Aristides Capital, a Louisville-based hedge fund founded by veteran manager Claire Brown, lost a big investor because of political disagreements, highlighting a tension that most of the industry prefers to avoid. Brown, a trans woman whose politics lean left, has become an outspoken critic of the Trump administration and U.S. foreign policy. 

Brown told Institutional Investor that the investor that redeemed — a family office Brown declined to name — pulled its investment, which amounted to about 2 percent of the fund’s $400 million in capital at the beginning of March. Brown said it was the biggest single redemption the fund has faced since 2020.

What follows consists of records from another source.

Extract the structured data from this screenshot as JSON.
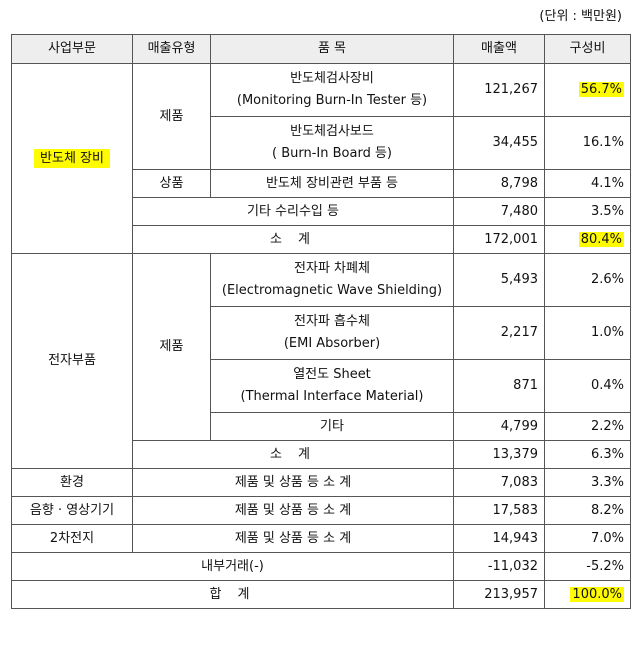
{
  "unit_note": "(단위 : 백만원)",
  "colors": {
    "header_bg": "#eeeeee",
    "highlight": "#fffb00",
    "border": "#555555"
  },
  "headers": {
    "segment": "사업부문",
    "sales_type": "매출유형",
    "item": "품 목",
    "sales": "매출액",
    "ratio": "구성비"
  },
  "semi": {
    "segment": "반도체 장비",
    "product_label": "제품",
    "goods_label": "상품",
    "rows": [
      {
        "name": "반도체검사장비",
        "sub": "(Monitoring Burn-In Tester 등)",
        "sales": "121,267",
        "ratio": "56.7%"
      },
      {
        "name": "반도체검사보드",
        "sub": "( Burn-In Board 등)",
        "sales": "34,455",
        "ratio": "16.1%"
      },
      {
        "name": "반도체 장비관련 부품 등",
        "sales": "8,798",
        "ratio": "4.1%"
      },
      {
        "name": "기타 수리수입 등",
        "sales": "7,480",
        "ratio": "3.5%"
      }
    ],
    "subtotal": {
      "label": "소 계",
      "sales": "172,001",
      "ratio": "80.4%"
    }
  },
  "emi": {
    "segment": "전자부품",
    "product_label": "제품",
    "rows": [
      {
        "name": "전자파 차폐체",
        "sub": "(Electromagnetic Wave Shielding)",
        "sales": "5,493",
        "ratio": "2.6%"
      },
      {
        "name": "전자파 흡수체",
        "sub": "(EMI Absorber)",
        "sales": "2,217",
        "ratio": "1.0%"
      },
      {
        "name": "열전도 Sheet",
        "sub": "(Thermal Interface Material)",
        "sales": "871",
        "ratio": "0.4%"
      },
      {
        "name": "기타",
        "sales": "4,799",
        "ratio": "2.2%"
      }
    ],
    "subtotal": {
      "label": "소 계",
      "sales": "13,379",
      "ratio": "6.3%"
    }
  },
  "others": [
    {
      "segment": "환경",
      "item": "제품 및 상품 등 소 계",
      "sales": "7,083",
      "ratio": "3.3%"
    },
    {
      "segment": "음향 · 영상기기",
      "item": "제품 및 상품 등 소 계",
      "sales": "17,583",
      "ratio": "8.2%"
    },
    {
      "segment": "2차전지",
      "item": "제품 및 상품 등 소 계",
      "sales": "14,943",
      "ratio": "7.0%"
    }
  ],
  "internal": {
    "label": "내부거래(-)",
    "sales": "-11,032",
    "ratio": "-5.2%"
  },
  "total": {
    "label": "합 계",
    "sales": "213,957",
    "ratio": "100.0%"
  }
}
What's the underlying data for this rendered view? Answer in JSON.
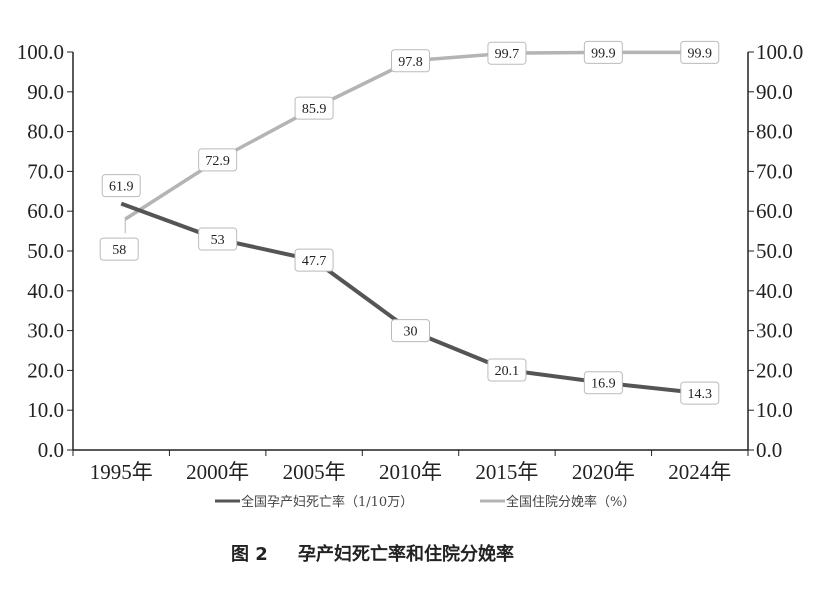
{
  "chart_data": {
    "type": "line",
    "categories": [
      "1995年",
      "2000年",
      "2005年",
      "2010年",
      "2015年",
      "2020年",
      "2024年"
    ],
    "series": [
      {
        "name": "全国孕产妇死亡率（1/10万）",
        "values": [
          61.9,
          53.0,
          47.7,
          30.0,
          20.1,
          16.9,
          14.3
        ],
        "color": "#555555"
      },
      {
        "name": "全国住院分娩率（%）",
        "values": [
          58.0,
          72.9,
          85.9,
          97.8,
          99.7,
          99.9,
          99.9
        ],
        "color": "#b4b4b4"
      }
    ],
    "ylim": [
      0,
      100
    ],
    "yticks": [
      "0.0",
      "10.0",
      "20.0",
      "30.0",
      "40.0",
      "50.0",
      "60.0",
      "70.0",
      "80.0",
      "90.0",
      "100.0"
    ],
    "y2ticks": [
      "0.0",
      "10.0",
      "20.0",
      "30.0",
      "40.0",
      "50.0",
      "60.0",
      "70.0",
      "80.0",
      "90.0",
      "100.0"
    ],
    "grid": false,
    "legend": "bottom",
    "caption_num": "图 2",
    "caption": "孕产妇死亡率和住院分娩率"
  }
}
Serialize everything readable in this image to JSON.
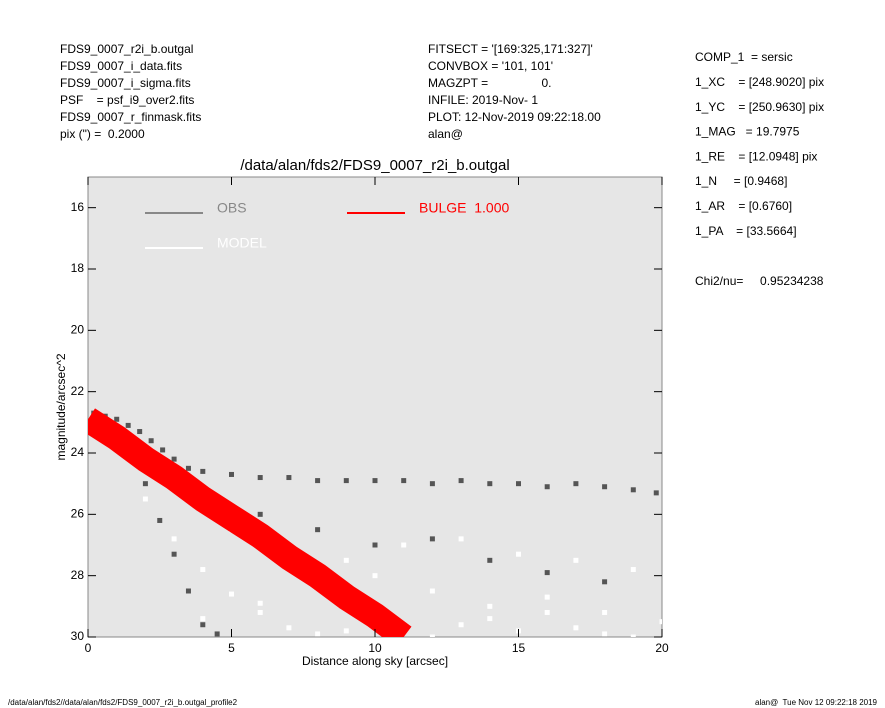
{
  "header": {
    "left": [
      "FDS9_0007_r2i_b.outgal",
      "FDS9_0007_i_data.fits",
      "FDS9_0007_i_sigma.fits",
      "PSF    = psf_i9_over2.fits",
      "FDS9_0007_r_finmask.fits",
      "pix (\") =  0.2000"
    ],
    "middle": [
      "FITSECT = '[169:325,171:327]'",
      "CONVBOX = '101, 101'",
      "MAGZPT =                0.",
      "INFILE: 2019-Nov- 1",
      "PLOT: 12-Nov-2019 09:22:18.00",
      "alan@"
    ],
    "right": [
      "COMP_1  = sersic",
      "1_XC    = [248.9020] pix",
      "1_YC    = [250.9630] pix",
      "1_MAG   = 19.7975",
      "1_RE    = [12.0948] pix",
      "1_N     = [0.9468]",
      "1_AR    = [0.6760]",
      "1_PA    = [33.5664]"
    ],
    "chi2": "Chi2/nu=     0.95234238"
  },
  "footer": {
    "left": "/data/alan/fds2//data/alan/fds2/FDS9_0007_r2i_b.outgal_profile2",
    "right": "alan@  Tue Nov 12 09:22:18 2019"
  },
  "chart_data": {
    "type": "scatter",
    "title": "/data/alan/fds2/FDS9_0007_r2i_b.outgal",
    "xlabel": "Distance along sky [arcsec]",
    "ylabel": "magnitude/arcsec^2",
    "xlim": [
      0,
      20
    ],
    "ylim": [
      30,
      15
    ],
    "xticks": [
      0,
      5,
      10,
      15,
      20
    ],
    "yticks": [
      16,
      18,
      20,
      22,
      24,
      26,
      28,
      30
    ],
    "series": [
      {
        "name": "OBS",
        "color": "#555555",
        "x": [
          0.2,
          0.6,
          1.0,
          1.4,
          1.8,
          2.2,
          2.6,
          3.0,
          3.5,
          4.0,
          5,
          6,
          7,
          8,
          9,
          10,
          11,
          12,
          13,
          14,
          15,
          16,
          17,
          18,
          19,
          19.8,
          1.5,
          2.0,
          2.5,
          3.0,
          3.5,
          4.0,
          4.5,
          6,
          8,
          10,
          12,
          14,
          16,
          18
        ],
        "values": [
          22.7,
          22.8,
          22.9,
          23.1,
          23.3,
          23.6,
          23.9,
          24.2,
          24.5,
          24.6,
          24.7,
          24.8,
          24.8,
          24.9,
          24.9,
          24.9,
          24.9,
          25.0,
          24.9,
          25.0,
          25.0,
          25.1,
          25.0,
          25.1,
          25.2,
          25.3,
          24.0,
          25.0,
          26.2,
          27.3,
          28.5,
          29.6,
          29.9,
          26,
          26.5,
          27,
          26.8,
          27.5,
          27.9,
          28.2
        ]
      },
      {
        "name": "MODEL",
        "color": "#ffffff",
        "x": [
          2,
          3,
          4,
          5,
          6,
          7,
          8,
          9,
          10,
          11,
          12,
          13,
          14,
          15,
          16,
          17,
          18,
          19,
          20,
          5,
          7,
          9,
          11,
          13,
          15,
          17,
          19,
          4,
          6,
          8,
          10,
          12,
          14,
          16,
          18
        ],
        "values": [
          25.5,
          26.8,
          27.8,
          28.6,
          29.2,
          29.7,
          29.9,
          29.8,
          29.5,
          29.8,
          30,
          29.6,
          29.4,
          29.8,
          29.2,
          29.7,
          29.9,
          30,
          29.5,
          26.5,
          27.2,
          27.5,
          27.0,
          26.8,
          27.3,
          27.5,
          27.8,
          29.4,
          28.9,
          28.4,
          28.0,
          28.5,
          29.0,
          28.7,
          29.2
        ]
      },
      {
        "name": "BULGE  1.000",
        "color": "#ff0000",
        "x": [
          0,
          1,
          2,
          3,
          4,
          5,
          6,
          7,
          8,
          9,
          10,
          11
        ],
        "values": [
          22.9,
          23.5,
          24.2,
          24.8,
          25.5,
          26.1,
          26.7,
          27.4,
          28.0,
          28.7,
          29.3,
          30.0
        ]
      }
    ]
  }
}
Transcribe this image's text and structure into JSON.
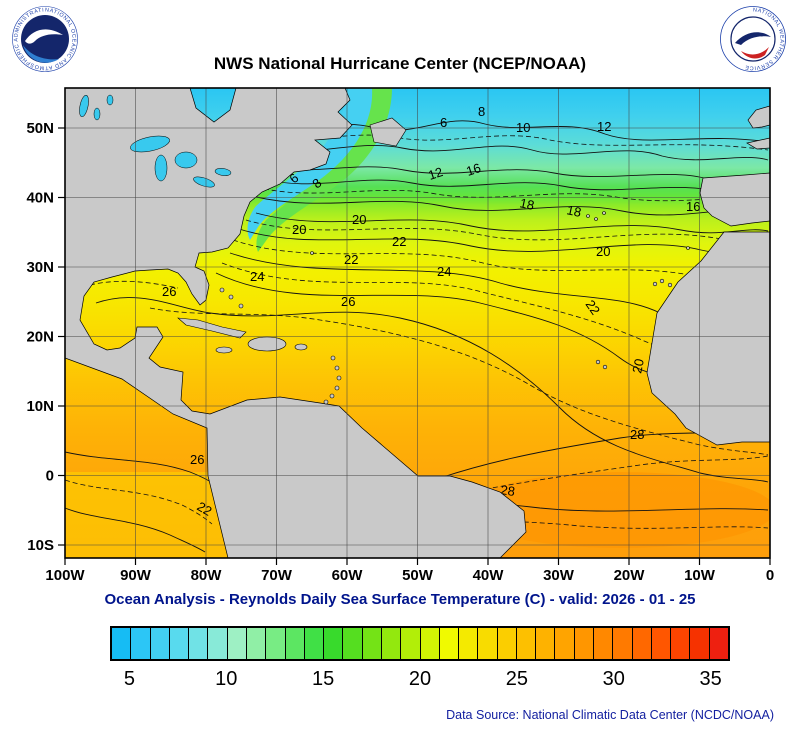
{
  "header": {
    "title": "NWS National Hurricane Center (NCEP/NOAA)"
  },
  "logos": {
    "noaa_ring_text": "NATIONAL OCEANIC AND ATMOSPHERIC ADMINISTRATION",
    "nws_ring_text": "NATIONAL WEATHER SERVICE"
  },
  "map": {
    "lat_ticks": [
      "50N",
      "40N",
      "30N",
      "20N",
      "10N",
      "0",
      "10S"
    ],
    "lon_ticks": [
      "100W",
      "90W",
      "80W",
      "70W",
      "60W",
      "50W",
      "40W",
      "30W",
      "20W",
      "10W",
      "0"
    ],
    "contour_labels": [
      "6",
      "8",
      "10",
      "12",
      "6",
      "8",
      "12",
      "16",
      "16",
      "18",
      "18",
      "20",
      "20",
      "22",
      "22",
      "24",
      "24",
      "26",
      "26",
      "20",
      "22",
      "20",
      "28",
      "26",
      "22",
      "28"
    ]
  },
  "caption": "Ocean Analysis - Reynolds Daily Sea Surface Temperature (C) - valid: 2026 - 01 - 25",
  "colorbar": {
    "ticks": [
      "5",
      "10",
      "15",
      "20",
      "25",
      "30",
      "35"
    ],
    "range_min": 4,
    "range_max": 36,
    "cell_colors": [
      "#16bcf4",
      "#2cc6f6",
      "#42d0f2",
      "#58daee",
      "#70e2e6",
      "#88ead8",
      "#9ef0c4",
      "#90efa6",
      "#78ec84",
      "#5ce662",
      "#40e046",
      "#38da2c",
      "#55de20",
      "#74e316",
      "#93e80e",
      "#b2ee08",
      "#d2f404",
      "#f0fa00",
      "#f4ea00",
      "#f8dc00",
      "#fbce00",
      "#fdc000",
      "#feb200",
      "#ffa400",
      "#ff9600",
      "#ff8800",
      "#ff7a00",
      "#ff6800",
      "#ff5600",
      "#fc4400",
      "#f63200",
      "#ee2010"
    ]
  },
  "footer": {
    "data_source": "Data Source: National Climatic Data Center (NCDC/NOAA)"
  },
  "chart_data": {
    "type": "heatmap",
    "title": "NWS National Hurricane Center (NCEP/NOAA)",
    "caption": "Ocean Analysis - Reynolds Daily Sea Surface Temperature (C) - valid: 2026 - 01 - 25",
    "x_ticks": [
      "100W",
      "90W",
      "80W",
      "70W",
      "60W",
      "50W",
      "40W",
      "30W",
      "20W",
      "10W",
      "0"
    ],
    "y_ticks": [
      "50N",
      "40N",
      "30N",
      "20N",
      "10N",
      "0",
      "10S"
    ],
    "colorbar_ticks": [
      5,
      10,
      15,
      20,
      25,
      30,
      35
    ],
    "colorbar_range": [
      4,
      36
    ],
    "isotherms_labeled": [
      6,
      8,
      10,
      12,
      16,
      18,
      20,
      22,
      24,
      26,
      28
    ],
    "units": "C"
  }
}
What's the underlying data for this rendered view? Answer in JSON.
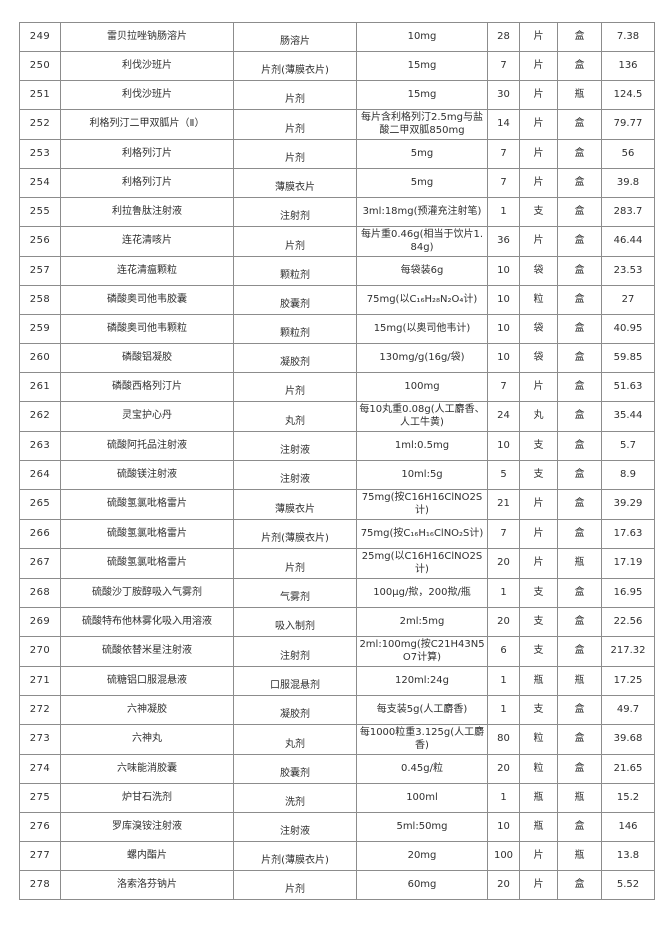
{
  "colors": {
    "table_border": "#8c8c8c",
    "text": "#2f2f2f",
    "page_background": "#ffffff"
  },
  "table": {
    "rows": [
      {
        "no": "249",
        "name": "雷贝拉唑钠肠溶片",
        "form": "肠溶片",
        "spec": "10mg",
        "qty": "28",
        "unit": "片",
        "pack": "盒",
        "price": "7.38"
      },
      {
        "no": "250",
        "name": "利伐沙班片",
        "form": "片剂(薄膜衣片)",
        "spec": "15mg",
        "qty": "7",
        "unit": "片",
        "pack": "盒",
        "price": "136"
      },
      {
        "no": "251",
        "name": "利伐沙班片",
        "form": "片剂",
        "spec": "15mg",
        "qty": "30",
        "unit": "片",
        "pack": "瓶",
        "price": "124.5"
      },
      {
        "no": "252",
        "name": "利格列汀二甲双胍片（Ⅱ）",
        "form": "片剂",
        "spec": "每片含利格列汀2.5mg与盐酸二甲双胍850mg",
        "qty": "14",
        "unit": "片",
        "pack": "盒",
        "price": "79.77"
      },
      {
        "no": "253",
        "name": "利格列汀片",
        "form": "片剂",
        "spec": "5mg",
        "qty": "7",
        "unit": "片",
        "pack": "盒",
        "price": "56"
      },
      {
        "no": "254",
        "name": "利格列汀片",
        "form": "薄膜衣片",
        "spec": "5mg",
        "qty": "7",
        "unit": "片",
        "pack": "盒",
        "price": "39.8"
      },
      {
        "no": "255",
        "name": "利拉鲁肽注射液",
        "form": "注射剂",
        "spec": "3ml:18mg(预灌充注射笔)",
        "qty": "1",
        "unit": "支",
        "pack": "盒",
        "price": "283.7"
      },
      {
        "no": "256",
        "name": "连花清咳片",
        "form": "片剂",
        "spec": "每片重0.46g(相当于饮片1.84g)",
        "qty": "36",
        "unit": "片",
        "pack": "盒",
        "price": "46.44"
      },
      {
        "no": "257",
        "name": "连花清瘟颗粒",
        "form": "颗粒剂",
        "spec": "每袋装6g",
        "qty": "10",
        "unit": "袋",
        "pack": "盒",
        "price": "23.53"
      },
      {
        "no": "258",
        "name": "磷酸奥司他韦胶囊",
        "form": "胶囊剂",
        "spec": "75mg(以C₁₆H₂₈N₂O₄计)",
        "qty": "10",
        "unit": "粒",
        "pack": "盒",
        "price": "27"
      },
      {
        "no": "259",
        "name": "磷酸奥司他韦颗粒",
        "form": "颗粒剂",
        "spec": "15mg(以奥司他韦计)",
        "qty": "10",
        "unit": "袋",
        "pack": "盒",
        "price": "40.95"
      },
      {
        "no": "260",
        "name": "磷酸铝凝胶",
        "form": "凝胶剂",
        "spec": "130mg/g(16g/袋)",
        "qty": "10",
        "unit": "袋",
        "pack": "盒",
        "price": "59.85"
      },
      {
        "no": "261",
        "name": "磷酸西格列汀片",
        "form": "片剂",
        "spec": "100mg",
        "qty": "7",
        "unit": "片",
        "pack": "盒",
        "price": "51.63"
      },
      {
        "no": "262",
        "name": "灵宝护心丹",
        "form": "丸剂",
        "spec": "每10丸重0.08g(人工麝香、人工牛黄)",
        "qty": "24",
        "unit": "丸",
        "pack": "盒",
        "price": "35.44"
      },
      {
        "no": "263",
        "name": "硫酸阿托品注射液",
        "form": "注射液",
        "spec": "1ml:0.5mg",
        "qty": "10",
        "unit": "支",
        "pack": "盒",
        "price": "5.7"
      },
      {
        "no": "264",
        "name": "硫酸镁注射液",
        "form": "注射液",
        "spec": "10ml:5g",
        "qty": "5",
        "unit": "支",
        "pack": "盒",
        "price": "8.9"
      },
      {
        "no": "265",
        "name": "硫酸氢氯吡格雷片",
        "form": "薄膜衣片",
        "spec": "75mg(按C16H16ClNO2S计)",
        "qty": "21",
        "unit": "片",
        "pack": "盒",
        "price": "39.29"
      },
      {
        "no": "266",
        "name": "硫酸氢氯吡格雷片",
        "form": "片剂(薄膜衣片)",
        "spec": "75mg(按C₁₆H₁₆ClNO₂S计)",
        "qty": "7",
        "unit": "片",
        "pack": "盒",
        "price": "17.63"
      },
      {
        "no": "267",
        "name": "硫酸氢氯吡格雷片",
        "form": "片剂",
        "spec": "25mg(以C16H16ClNO2S计)",
        "qty": "20",
        "unit": "片",
        "pack": "瓶",
        "price": "17.19"
      },
      {
        "no": "268",
        "name": "硫酸沙丁胺醇吸入气雾剂",
        "form": "气雾剂",
        "spec": "100μg/揿，200揿/瓶",
        "qty": "1",
        "unit": "支",
        "pack": "盒",
        "price": "16.95"
      },
      {
        "no": "269",
        "name": "硫酸特布他林雾化吸入用溶液",
        "form": "吸入制剂",
        "spec": "2ml:5mg",
        "qty": "20",
        "unit": "支",
        "pack": "盒",
        "price": "22.56"
      },
      {
        "no": "270",
        "name": "硫酸依替米星注射液",
        "form": "注射剂",
        "spec": "2ml:100mg(按C21H43N5O7计算)",
        "qty": "6",
        "unit": "支",
        "pack": "盒",
        "price": "217.32"
      },
      {
        "no": "271",
        "name": "硫糖铝口服混悬液",
        "form": "口服混悬剂",
        "spec": "120ml:24g",
        "qty": "1",
        "unit": "瓶",
        "pack": "瓶",
        "price": "17.25"
      },
      {
        "no": "272",
        "name": "六神凝胶",
        "form": "凝胶剂",
        "spec": "每支装5g(人工麝香)",
        "qty": "1",
        "unit": "支",
        "pack": "盒",
        "price": "49.7"
      },
      {
        "no": "273",
        "name": "六神丸",
        "form": "丸剂",
        "spec": "每1000粒重3.125g(人工麝香)",
        "qty": "80",
        "unit": "粒",
        "pack": "盒",
        "price": "39.68"
      },
      {
        "no": "274",
        "name": "六味能消胶囊",
        "form": "胶囊剂",
        "spec": "0.45g/粒",
        "qty": "20",
        "unit": "粒",
        "pack": "盒",
        "price": "21.65"
      },
      {
        "no": "275",
        "name": "炉甘石洗剂",
        "form": "洗剂",
        "spec": "100ml",
        "qty": "1",
        "unit": "瓶",
        "pack": "瓶",
        "price": "15.2"
      },
      {
        "no": "276",
        "name": "罗库溴铵注射液",
        "form": "注射液",
        "spec": "5ml:50mg",
        "qty": "10",
        "unit": "瓶",
        "pack": "盒",
        "price": "146"
      },
      {
        "no": "277",
        "name": "螺内酯片",
        "form": "片剂(薄膜衣片)",
        "spec": "20mg",
        "qty": "100",
        "unit": "片",
        "pack": "瓶",
        "price": "13.8"
      },
      {
        "no": "278",
        "name": "洛索洛芬钠片",
        "form": "片剂",
        "spec": "60mg",
        "qty": "20",
        "unit": "片",
        "pack": "盒",
        "price": "5.52"
      }
    ]
  }
}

Allocator decisions have historically focused on performance and risk management, not managers’ personal views. But as politics have become more polarized, those lines are beginning to blur. 

Since Brown launched Aristides in 2008, the fund has faced few redemptions, given its strong performance. Aristides has an annualized return since inception of about 15 percent, and was up 6.75 percent through February, after which the redemption was requested. Even though March was a tough month, Aristides is still up 1.5 percent for the first quarter at a time when many hedge funds are in the red. The HFRI Equity Hedge Fund Index is down about .5 percent through March.

Brown, who transitioned in 2023 and 2024, said that the family office gave no reason for the redemption. But she said an individual close to the investor told her “it was because we were on the opposite ends of the political spectrum.”

The redemption came shortly after Brown’s March letter to investors. In the letter, she wrote that she opposed the war on Iran and called the Trump administration “fascist.” Brown said she didn’t know whether the letter, being an openly trans woman, or other political statements triggered the response.

While outspoken investors are not new to finance, few hedge fund managers communicate such views directly in investor letters, a format typically reserved for portfolio positioning and market analysis.

“The way to squarely oppose fascism is to speak the truth,” she said in the March letter.

An MD who served in the Air Force during the buildup to the Iraq War, Brown said in the letter that “We have a Department of War, led by an abuser with literal Crusades tattoos, serving a Commander in Chief who claims to have ‘ended eight wars’ while setting records for attacking the most nations.”  

“Fascism appeals to social frustrations and the fear of human difference, exalting machismo, violence, weaponry, and war, and rejecting science, academia, queer people, pacifism, and empathy for any sort of frailty. It’s difficult to conceive of a more concise summation of the Trump presidency.”

Brown also used the letter to make a macro argument, predicting the war with Iran would not last long because the consequences would be too severe to the economies of both the U.S. and the Middle East. 

Institutional Investor profiled Brown during her transition in 2023.

Her public transition and political advocacy have made her one of the more visible and unconventional figures in the hedge fund industry.

When Brown was living in Ohio, she was vocal about trans rights, sending letters to state legislators opposing trans bans on medical treatments for minors. She has also spoken out about a number of other political issues, occasionally in letters to investors and also on X.

“It's hard to be trans and not be an intersectional feminist,” she told II. Although Brown acknowledges she is a privileged person, she said that seeing how other trans people are discriminated against in terms of employment and otherwise “definitely changes the way you view the world with respect to immigrants, prisoners, women and people of color.”

She said few investors have ever questioned her political stances, and some have been supportive.

“I have one investor who was very concerned about the political situation to the extent that he felt like we should already be planning ways to leave the country—planning ways to make sure a lot of our money is offshore and untouchable.”

She said that the investor “wanted us to be more aggressive with our approach to Trump,” not less.